The land where civilisation began holds many gems. In Athens, one of the world’s oldest cities, the big-hitters like the Acropolis, the Pantheon and Delphi need to be experienced in this lifetime. The Byzantine fortress of Mystras, which overlooks ancient Sparta, is a UNESCO world heritage site and should be included in any Greek itinerary. Other places worth seeing include the seaside town of Nafplio, the first capital of modern Greece and one of the most stunning towns in the Peloponnese. Greece is a country that could easily overwhelm first-time visitors thanks to its sheer volume of historic or archaeological sites and there are so many places to see and experience. It’s a country that needs to be seen at least once in a lifetime and if you’re fortunate enough to return, there’s always something new to take your breath away.
6. Malta and Gozo
It’s hard to believe that places as small as Malta and her little sister Gozo could be packed with so much to see and do but a holiday to these glittering Mediterranean islands appeals to all sorts of tastes.
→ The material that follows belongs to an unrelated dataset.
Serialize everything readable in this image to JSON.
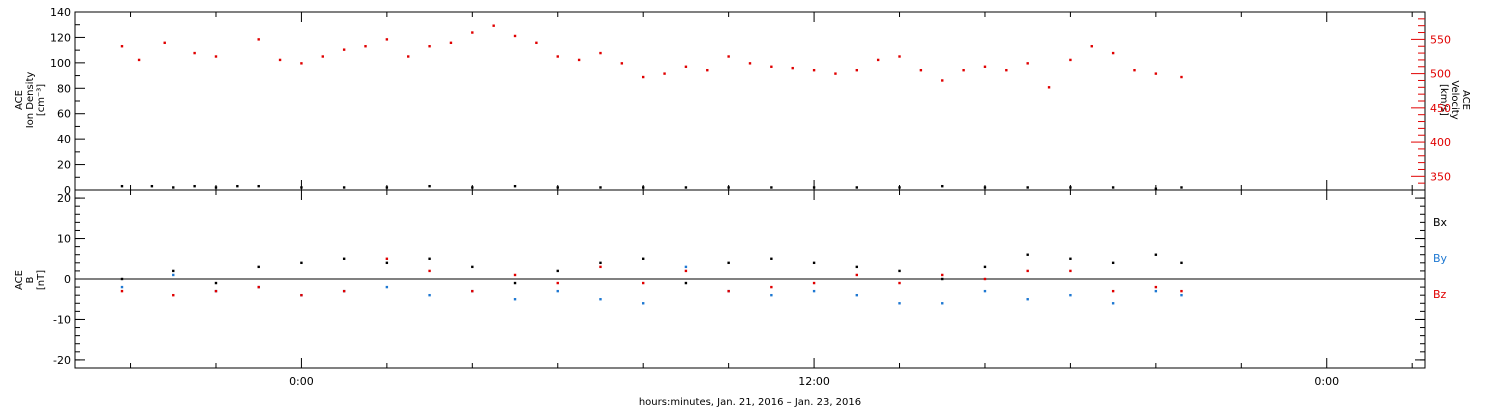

Gozo’s sun-baked streets, ancient citadels and neolithic sites have lured Hollywood location scouts in recent years (Game of Thrones, Troy, Gladiator) and it’s also home to Ggantija Temples at Xaghra – the oldest freestanding structures in the world, dating back to 3600 BC. Meanwhile, Malta has a wealth of historic gems such as Casa Rocca Piccola, a 16th Century grand palazzo and the UNESCO listed St John’s Cathedral in the capital of Valletta. It’s not all churches and historic charm - Malta has a golden coastline with sandy beaches and warm, clear waters.
7. Montenegro Riviera
Move over France and Italy - there’s a new Mediterranean Riviera in town. Montenegro ticks a lot of boxes but has surprisingly fewer sun-seekers than its neighbours in Croatia. It has become a magnet for the yachting elite in recent years but it’s still laid-back and creative. Its cuisine draws upon Italian, Greek and Balkan influences and you can find a konoba restaurant where a bottle of vranac (a type of local wine) won’t set you back more than a fiver. Active travellers will enjoy the water sports and fantastic hiking trails through its dramatic limestone mountains, while history buffs will be love the UNESCO World Heritage Site of Kotor and the medieval streets of Budva. Sun-seekers have everything they need, with blue-flag beaches dotted with sun loungers and nearby beachside bars.
This blog post has been edited from an original article which appeared in the Irish Independent on February 26th 2019.